I.e., Even though the APIC must still keep track of a potentially higher number of interrupts with its In-Service Register, and even though 4 of them can end up running at one time, a new interrupt request would only be sent to the CPU then, If it ranked among the top 3, assuming the CPU was a quad-core.
If that were to be the 4th-ranking request just according to the APIC, there would exist the risk that a higher-priority job was already running on one of the cores, belonging to the non-EOI type, and that therefore, when this request arrived at the CPU, it could be lower-priority than all those already running, thereby resulting in the ‘Deferred APIC Error’ condition.
(Edit 07/12/2016 : ) Even though some readers may already know this, I should spell out that the Interrupt Priority Levels I have been writing about, have nothing to do with the priority levels of individual processes, which Windows users see in their Task Manager, and which Linux users can also view, using the famous ‘
Any multitasking operating system will juggle numerous processes, by moving them between the Running, Ready-Active, Ready-Suspended, Blocked-Active, and Blocked-Suspended states. On a single-core system, only one task can be Scheduled by the kernel, to be Running at one time. On a multi-core system, aka a Multi-Processing system, more than one task can be scheduled to Running at once.
To help determine which tasks will be scheduled to Running, if more than one of them is Ready-Active at once, they have a priority level managed by the kernel, as well as a second parameter to the sleep() function call, that states for how many milliseconds they should sleep. But all this applies to processes that run in user-space. Even processes that run as user ‘
root‘ are still only running in user-space, except that the kernel grants these more permissions, than it grants processes belonging to other users.
There exist threads which run in kernel-space, and which result from software interrupts – aka function-call interrupts – aka system calls – and from hardware interrupts. Those threads have a much more limited differentiation as far as priorities go, while they all have higher priority than user-space processes.

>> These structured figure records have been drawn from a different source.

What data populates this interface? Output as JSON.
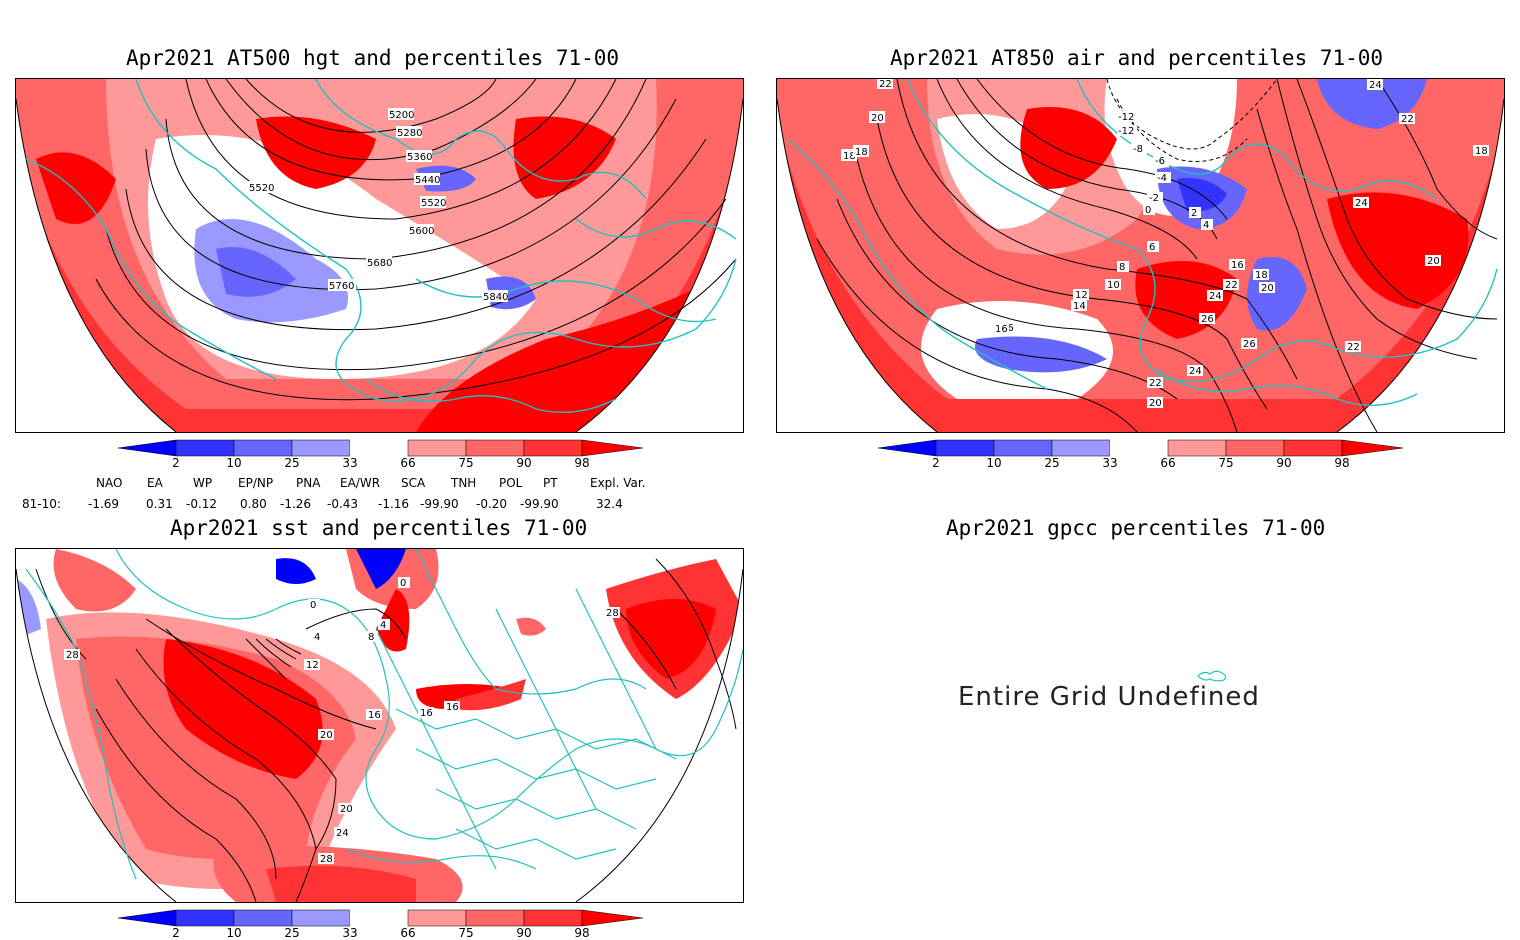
{
  "panels": {
    "top_left": {
      "title": "Apr2021 AT500 hgt and percentiles 71-00",
      "contours": [
        "5200",
        "5280",
        "5360",
        "5440",
        "5520",
        "5520",
        "5600",
        "5680",
        "5760",
        "5840"
      ]
    },
    "top_right": {
      "title": "Apr2021 AT850 air and percentiles 71-00",
      "contours": [
        "22",
        "20",
        "18",
        "18",
        "-12",
        "-12",
        "-8",
        "-6",
        "-4",
        "-2",
        "0",
        "4",
        "2",
        "6",
        "8",
        "10",
        "12",
        "14",
        "16",
        "16",
        "18",
        "20",
        "22",
        "24",
        "26",
        "26",
        "24",
        "22",
        "20",
        "24",
        "22",
        "24",
        "20",
        "22",
        "18",
        "16"
      ]
    },
    "bottom_left": {
      "title": "Apr2021 sst and percentiles 71-00",
      "contours": [
        "0",
        "0",
        "4",
        "8",
        "4",
        "12",
        "16",
        "16",
        "16",
        "20",
        "20",
        "24",
        "28",
        "28",
        "28"
      ]
    },
    "bottom_right": {
      "title": "Apr2021 gpcc percentiles 71-00",
      "message": "Entire Grid Undefined"
    }
  },
  "colorbar": {
    "labels": [
      "2",
      "10",
      "25",
      "33",
      "66",
      "75",
      "90",
      "98"
    ],
    "colors": [
      "#0000ff",
      "#3333ff",
      "#6666ff",
      "#9999ff",
      "#ffffff",
      "#ff9999",
      "#ff6666",
      "#ff3333",
      "#ff0000"
    ]
  },
  "teleconnections": {
    "headers": [
      "NAO",
      "EA",
      "WP",
      "EP/NP",
      "PNA",
      "EA/WR",
      "SCA",
      "TNH",
      "POL",
      "PT",
      "Expl. Var."
    ],
    "row_label": "81-10:",
    "values": [
      "-1.69",
      "0.31",
      "-0.12",
      "0.80",
      "-1.26",
      "-0.43",
      "-1.16",
      "-99.90",
      "-0.20",
      "-99.90",
      "32.4"
    ]
  },
  "colors": {
    "coast": "#22c0c0",
    "contour": "#000000",
    "frame": "#000000"
  }
}
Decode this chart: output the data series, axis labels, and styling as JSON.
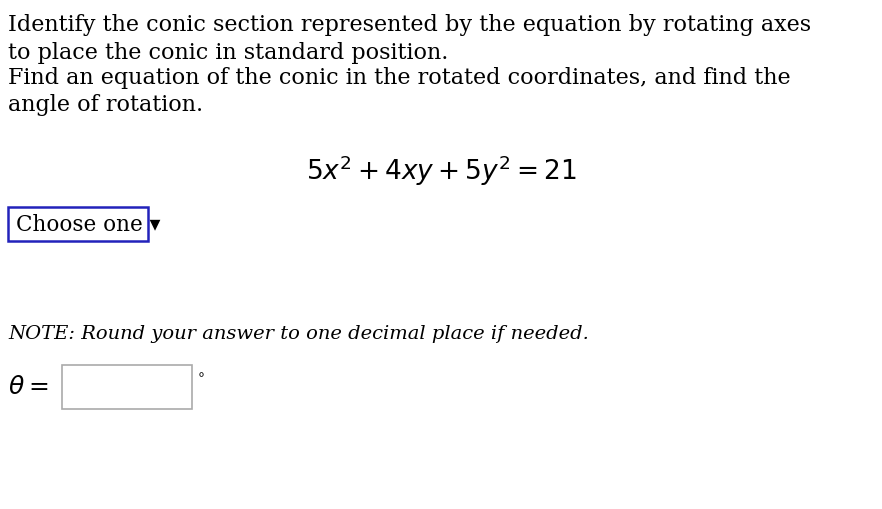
{
  "background_color": "#ffffff",
  "text_color": "#000000",
  "line1": "Identify the conic section represented by the equation by rotating axes",
  "line2": "to place the conic in standard position.",
  "line3": "Find an equation of the conic in the rotated coordinates, and find the",
  "line4": "angle of rotation.",
  "equation": "$5x^2 + 4xy + 5y^2 = 21$",
  "dropdown_label": "Choose one ▾",
  "note_text": "NOTE: Round your answer to one decimal place if needed.",
  "theta_label": "$\\theta =$",
  "degree_symbol": "°",
  "dropdown_border_color": "#2222bb",
  "input_border_color": "#aaaaaa",
  "body_fontsize": 16,
  "equation_fontsize": 19,
  "note_fontsize": 14,
  "theta_fontsize": 18,
  "dropdown_fontsize": 15.5,
  "fig_width": 8.82,
  "fig_height": 5.1,
  "dpi": 100
}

The priority of a hardware interrupt results in an Interrupt Service Routine to be launched, which has that priority level. When control is returned to a user-space process, that priority level, and any status register bits which might have recorded it, no longer have any meaning.
Threads which run in kernel-space have the supervisory bit set, while user-space processes do not.
In many cases, interrupt handlers do not cause a rescheduling, nor a context switch, the latter of which would change which processes are Ready-Active as opposed to Ready-Suspended, instead running more briefly as if they were just subroutine calls that eclipse a user-space process, on one core. Yet, there also exist interrupts which do cause a rescheduling, of user-space processes, which makes the system multi-tasking.
Also, more recent advances have introduced asynchronous system calls, which will fork from the user-space process that spawned them, and return control to the user-space process, even though this type of system call has not yet finished doing what it was meant to do.